There are several limitations in our study. First, there is increasing evidence in terms of the seasonal effects on 25(OH)D levels. It has been demonstrated that vitamin D concentration is at its lowest in the winter months compared to summer.[40] On the other hand, a recent study has found that an increase in sunbathing and consequent elevated vitamin D levels contributes to a decrease in the risk of VTE.[10] However, in our study, we could not investigate the seasonal impact on DVT incidence because the patients in our study generally had to limit their exposure to the sun because of poor limb function. Second, patients included in the study had a high NIHSS score or a poor limb function, which might make us overestimate the actual incidence of DVT after ischemic stroke and may impose some bias to the results. Third, subclinical DVT may have been present prior to the ischemic stroke event. In such cases, reverse causality cannot be excluded, as vitamin D levels were measured after occurrence of the stroke event. Therefore, the small sample size of our study was another restriction—large-scale studies are needed to clarify the relationship between vitamin D and DVT among patients after experiencing a stroke.

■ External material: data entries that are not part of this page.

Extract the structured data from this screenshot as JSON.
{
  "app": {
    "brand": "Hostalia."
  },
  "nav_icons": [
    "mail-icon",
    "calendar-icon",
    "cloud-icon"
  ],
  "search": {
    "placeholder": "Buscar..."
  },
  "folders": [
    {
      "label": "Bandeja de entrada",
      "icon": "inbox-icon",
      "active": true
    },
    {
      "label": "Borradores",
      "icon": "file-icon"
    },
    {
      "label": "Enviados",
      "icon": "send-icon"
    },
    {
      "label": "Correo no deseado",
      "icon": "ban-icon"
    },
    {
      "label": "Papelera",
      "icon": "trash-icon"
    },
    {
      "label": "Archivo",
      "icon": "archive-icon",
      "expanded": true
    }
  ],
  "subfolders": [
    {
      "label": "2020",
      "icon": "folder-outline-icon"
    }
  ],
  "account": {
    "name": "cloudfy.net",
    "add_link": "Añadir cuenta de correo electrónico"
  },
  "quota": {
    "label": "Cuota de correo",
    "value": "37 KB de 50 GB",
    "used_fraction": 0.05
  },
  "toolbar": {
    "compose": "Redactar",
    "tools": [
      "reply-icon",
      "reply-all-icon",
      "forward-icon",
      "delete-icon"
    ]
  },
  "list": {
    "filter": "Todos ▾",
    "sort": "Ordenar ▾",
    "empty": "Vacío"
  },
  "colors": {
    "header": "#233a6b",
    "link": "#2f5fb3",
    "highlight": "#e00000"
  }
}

In conclusion, our study demonstrates an important association between serum vitamin D levels at the time of admission and the incidence of DVT after ischemic stroke. Moreover, further prospective studies and randomized controlled trials are needed to establish determinants and the probable causative role of 25(OH)D in DVT, irrespective of whether it is primary or secondary to other diseases.